Not bad. But Michener should have been there.

WHAT SCIENTISTS FOUND AT LOIHI

Heat vents, above: Water emerging from volcanic heat vents--white staining occurs around the vents--was cooler than anticipated, fueling speculation about the depth of Loihi’s volcanic roots and explaining something of how the Earth’s natural cleansing processes work. The volcanically heated water shimmered at about 87 degrees Fahrenheit, as compared to about 40 degrees for the surrounding seawater. But that was less warm than had been expected.

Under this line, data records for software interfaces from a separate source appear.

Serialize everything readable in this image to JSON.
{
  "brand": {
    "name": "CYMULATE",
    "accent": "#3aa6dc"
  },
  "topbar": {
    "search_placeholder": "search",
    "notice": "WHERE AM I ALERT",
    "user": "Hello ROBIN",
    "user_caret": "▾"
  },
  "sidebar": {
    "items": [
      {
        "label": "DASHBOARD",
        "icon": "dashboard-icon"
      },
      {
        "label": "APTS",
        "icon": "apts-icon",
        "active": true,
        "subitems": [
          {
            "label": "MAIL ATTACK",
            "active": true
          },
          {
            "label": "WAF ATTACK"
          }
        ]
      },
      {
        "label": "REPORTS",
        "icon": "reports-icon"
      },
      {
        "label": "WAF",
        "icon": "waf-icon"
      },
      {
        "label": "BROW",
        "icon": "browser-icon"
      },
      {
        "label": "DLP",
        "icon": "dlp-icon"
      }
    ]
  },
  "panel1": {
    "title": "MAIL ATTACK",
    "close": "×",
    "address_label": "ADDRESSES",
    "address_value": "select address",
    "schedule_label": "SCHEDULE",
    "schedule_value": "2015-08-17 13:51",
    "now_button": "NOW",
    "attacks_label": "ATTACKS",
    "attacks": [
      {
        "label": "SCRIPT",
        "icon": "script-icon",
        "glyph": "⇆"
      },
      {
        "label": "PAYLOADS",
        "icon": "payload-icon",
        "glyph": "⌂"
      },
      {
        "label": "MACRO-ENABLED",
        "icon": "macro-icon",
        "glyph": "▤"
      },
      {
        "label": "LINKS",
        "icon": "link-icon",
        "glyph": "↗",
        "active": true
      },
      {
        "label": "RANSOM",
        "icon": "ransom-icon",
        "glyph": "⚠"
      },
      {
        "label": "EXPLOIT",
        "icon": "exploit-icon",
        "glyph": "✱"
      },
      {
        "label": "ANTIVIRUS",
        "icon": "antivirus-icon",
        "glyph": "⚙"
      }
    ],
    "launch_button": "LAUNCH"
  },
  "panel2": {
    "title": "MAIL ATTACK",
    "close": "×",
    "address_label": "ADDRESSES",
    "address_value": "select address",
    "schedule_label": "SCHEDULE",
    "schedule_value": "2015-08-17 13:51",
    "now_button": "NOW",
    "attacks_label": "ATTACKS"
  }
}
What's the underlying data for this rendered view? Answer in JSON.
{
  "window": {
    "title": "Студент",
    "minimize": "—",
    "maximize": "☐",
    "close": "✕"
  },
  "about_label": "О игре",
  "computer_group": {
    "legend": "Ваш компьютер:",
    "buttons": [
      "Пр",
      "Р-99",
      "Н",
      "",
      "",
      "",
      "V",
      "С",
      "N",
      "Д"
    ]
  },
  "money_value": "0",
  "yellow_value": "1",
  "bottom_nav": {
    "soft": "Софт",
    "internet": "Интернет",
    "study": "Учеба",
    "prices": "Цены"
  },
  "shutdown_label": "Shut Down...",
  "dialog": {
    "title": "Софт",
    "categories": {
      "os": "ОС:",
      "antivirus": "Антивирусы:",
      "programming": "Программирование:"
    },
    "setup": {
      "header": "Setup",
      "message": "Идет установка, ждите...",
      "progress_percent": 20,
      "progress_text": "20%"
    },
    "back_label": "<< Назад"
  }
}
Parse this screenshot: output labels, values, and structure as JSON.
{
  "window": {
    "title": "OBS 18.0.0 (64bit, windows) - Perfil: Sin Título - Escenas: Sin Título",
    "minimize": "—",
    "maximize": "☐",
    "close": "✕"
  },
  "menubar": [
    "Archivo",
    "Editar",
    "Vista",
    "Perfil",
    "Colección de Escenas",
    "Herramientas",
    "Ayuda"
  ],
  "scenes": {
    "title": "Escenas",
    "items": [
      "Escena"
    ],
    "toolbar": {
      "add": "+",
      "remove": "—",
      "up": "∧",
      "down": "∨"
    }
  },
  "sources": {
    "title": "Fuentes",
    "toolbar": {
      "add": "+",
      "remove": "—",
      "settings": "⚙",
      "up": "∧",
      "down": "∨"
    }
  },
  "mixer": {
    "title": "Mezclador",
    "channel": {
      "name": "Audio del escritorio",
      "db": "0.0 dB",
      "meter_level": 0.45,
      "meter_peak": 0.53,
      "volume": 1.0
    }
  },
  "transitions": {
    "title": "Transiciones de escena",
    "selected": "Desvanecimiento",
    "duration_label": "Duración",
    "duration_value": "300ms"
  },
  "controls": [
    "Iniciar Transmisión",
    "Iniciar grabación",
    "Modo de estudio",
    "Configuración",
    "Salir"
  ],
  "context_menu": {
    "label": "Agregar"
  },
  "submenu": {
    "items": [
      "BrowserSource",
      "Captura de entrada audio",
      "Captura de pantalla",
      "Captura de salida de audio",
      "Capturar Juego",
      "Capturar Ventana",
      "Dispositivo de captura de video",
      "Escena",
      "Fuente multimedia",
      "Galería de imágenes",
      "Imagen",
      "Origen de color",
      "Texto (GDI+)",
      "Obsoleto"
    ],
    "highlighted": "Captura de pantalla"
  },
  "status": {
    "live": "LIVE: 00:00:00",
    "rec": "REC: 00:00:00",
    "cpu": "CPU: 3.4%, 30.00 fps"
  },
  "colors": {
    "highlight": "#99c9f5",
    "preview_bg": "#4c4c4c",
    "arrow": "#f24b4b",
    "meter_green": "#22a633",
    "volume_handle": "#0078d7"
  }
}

Volcanology: Unlike many better known volcanoes, including Mt. St. Helens, which sprout from near where the Earth’s plates are forming or colliding, Loihi’s roots reach into the deep mantle beneath the Earth’s crust. Chemicals from the mantle are thought to be pristine clues to ancient ocean and atmosphere conditions.

Biology: The undersea area is devoid of anticipated animal life. Scientists did find what they at first believed a new species of fish. Later it was identified as a rare angler fish, of the monkfish family. Only the angler fish and a previously unknown form of bacterial life occupied the summit.

Geology: Water and rocks from the area were so saturated with carbon dioxide that they popped and fizzed like champagne when brought to the surface. The summit is, in essence, a soda fountain. Scientists concluded that the carbon dioxide is a primary carrier gas to bring substances out of the Earth’s mantle.